As for the movie... that's what happens in real life. I'm sorry that you can't handle the scenes but that's real life. You know that a child might go through when he/she says they were abused and how they can be affected... but do you REALLY know what they went through? These scenes hint to it. A child that young can not mentally process that event... not enough life experience so the mind pushes it away as a defense mechanism. Please be more open-minded about this movie. I basically lived this movie because there was the man's son (my age) with me too.

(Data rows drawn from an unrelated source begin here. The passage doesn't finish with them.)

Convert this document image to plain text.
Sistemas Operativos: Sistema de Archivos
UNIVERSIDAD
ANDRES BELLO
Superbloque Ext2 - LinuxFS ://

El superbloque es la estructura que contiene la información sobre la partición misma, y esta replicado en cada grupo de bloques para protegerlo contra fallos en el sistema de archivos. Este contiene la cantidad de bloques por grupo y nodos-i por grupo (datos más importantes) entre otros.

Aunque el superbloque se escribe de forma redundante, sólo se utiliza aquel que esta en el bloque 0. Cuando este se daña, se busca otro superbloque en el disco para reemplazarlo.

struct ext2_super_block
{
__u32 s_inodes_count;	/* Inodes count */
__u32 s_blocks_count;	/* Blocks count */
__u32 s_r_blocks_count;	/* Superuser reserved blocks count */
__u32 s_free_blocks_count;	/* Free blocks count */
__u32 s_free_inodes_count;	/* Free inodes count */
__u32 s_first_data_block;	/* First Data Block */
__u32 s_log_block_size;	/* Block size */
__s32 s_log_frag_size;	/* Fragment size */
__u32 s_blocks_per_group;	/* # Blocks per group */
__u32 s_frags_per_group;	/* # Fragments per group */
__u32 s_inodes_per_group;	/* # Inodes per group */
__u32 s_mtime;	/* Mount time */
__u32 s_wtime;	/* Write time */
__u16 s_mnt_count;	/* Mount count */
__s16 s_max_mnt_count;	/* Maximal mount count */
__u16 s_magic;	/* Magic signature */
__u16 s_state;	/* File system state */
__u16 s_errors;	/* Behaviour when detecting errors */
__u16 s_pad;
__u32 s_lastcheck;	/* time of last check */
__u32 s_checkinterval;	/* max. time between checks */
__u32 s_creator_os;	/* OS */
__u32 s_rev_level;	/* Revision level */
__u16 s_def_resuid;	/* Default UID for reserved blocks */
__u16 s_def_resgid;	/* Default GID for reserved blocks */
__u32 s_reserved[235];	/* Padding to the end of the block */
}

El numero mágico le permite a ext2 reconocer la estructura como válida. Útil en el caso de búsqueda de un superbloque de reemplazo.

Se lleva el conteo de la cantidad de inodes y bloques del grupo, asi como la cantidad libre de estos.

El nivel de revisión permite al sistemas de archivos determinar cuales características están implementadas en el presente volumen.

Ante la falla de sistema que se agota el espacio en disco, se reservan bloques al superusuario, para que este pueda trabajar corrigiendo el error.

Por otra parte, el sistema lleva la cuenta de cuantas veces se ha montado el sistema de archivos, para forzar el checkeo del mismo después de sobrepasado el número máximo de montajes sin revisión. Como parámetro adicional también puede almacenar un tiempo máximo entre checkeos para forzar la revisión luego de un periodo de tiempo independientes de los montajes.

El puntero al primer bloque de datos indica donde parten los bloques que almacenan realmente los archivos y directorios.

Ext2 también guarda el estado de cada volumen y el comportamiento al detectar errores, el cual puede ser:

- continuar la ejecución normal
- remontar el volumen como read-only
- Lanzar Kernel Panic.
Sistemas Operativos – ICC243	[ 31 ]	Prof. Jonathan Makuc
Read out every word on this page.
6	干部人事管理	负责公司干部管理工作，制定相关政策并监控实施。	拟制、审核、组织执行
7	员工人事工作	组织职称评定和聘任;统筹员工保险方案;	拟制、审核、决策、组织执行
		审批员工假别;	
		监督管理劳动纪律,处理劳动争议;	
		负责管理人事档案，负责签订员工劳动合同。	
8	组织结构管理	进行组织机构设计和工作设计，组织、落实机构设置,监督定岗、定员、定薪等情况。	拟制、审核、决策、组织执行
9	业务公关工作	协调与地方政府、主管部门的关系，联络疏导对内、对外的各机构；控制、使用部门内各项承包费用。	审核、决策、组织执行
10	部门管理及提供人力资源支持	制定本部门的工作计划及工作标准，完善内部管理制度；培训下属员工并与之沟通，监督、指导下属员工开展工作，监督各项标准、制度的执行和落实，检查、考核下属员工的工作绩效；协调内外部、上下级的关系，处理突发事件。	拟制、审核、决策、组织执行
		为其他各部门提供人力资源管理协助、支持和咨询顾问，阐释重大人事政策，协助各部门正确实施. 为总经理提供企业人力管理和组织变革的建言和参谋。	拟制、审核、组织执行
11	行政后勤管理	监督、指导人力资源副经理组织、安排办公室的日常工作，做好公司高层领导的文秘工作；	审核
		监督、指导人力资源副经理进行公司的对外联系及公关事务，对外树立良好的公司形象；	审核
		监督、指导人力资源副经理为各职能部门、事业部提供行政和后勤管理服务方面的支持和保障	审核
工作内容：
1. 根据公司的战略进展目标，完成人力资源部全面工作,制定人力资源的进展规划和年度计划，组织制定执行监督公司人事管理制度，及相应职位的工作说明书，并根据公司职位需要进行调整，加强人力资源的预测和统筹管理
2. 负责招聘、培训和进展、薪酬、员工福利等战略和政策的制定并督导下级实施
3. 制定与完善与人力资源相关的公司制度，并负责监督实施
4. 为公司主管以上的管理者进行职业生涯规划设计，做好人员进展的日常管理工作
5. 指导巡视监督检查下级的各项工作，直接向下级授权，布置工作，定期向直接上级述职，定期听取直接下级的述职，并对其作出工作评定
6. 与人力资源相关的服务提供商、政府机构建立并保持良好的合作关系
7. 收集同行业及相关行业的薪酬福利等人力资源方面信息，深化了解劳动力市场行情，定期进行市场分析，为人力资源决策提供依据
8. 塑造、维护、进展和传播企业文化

These "graphic" scenes which really are just implied scenes puts you in the place of the child. If you can't handle it, think of how the child must have felt.
5 - anne
I absolutely agree with the last posting stated. I wrote a paper on this for a graduate level class on the effects of trauma on children--it was assigned by the professor. You don't seem to understand trauma at a basic level and it shows in your review. As for the uneasiness, again, as stated above, these are events that happen to real people. As a society we must come to understand our fellow people's experiences.
6 - Peter
I was abused, and the film is so resonant, I'm still off balance a few days after viewing it twice. The writing of the view is thorough, exceptionally well written, and engaging for as long as it is, but as someone just overwhelmed with watching the movie, I have to tell you memories do get pushed away due to childhood trauma. I was sexually abused, but for many years didn't label it molestation because I was just like Neil, craving male physical contact, and still cannot remember the first incident that led to a year long inappropriate sexual relationship at age 5-6 with my babysitter. The AIDS safe sex stuff bangs you over the head, but I'm fascinated with how many reviews and comments find the mutual seduction either implausible or titillating. Trust me, it's real.
7 - alan
there's a mistake in the title; it should say "unfuckingbelievable".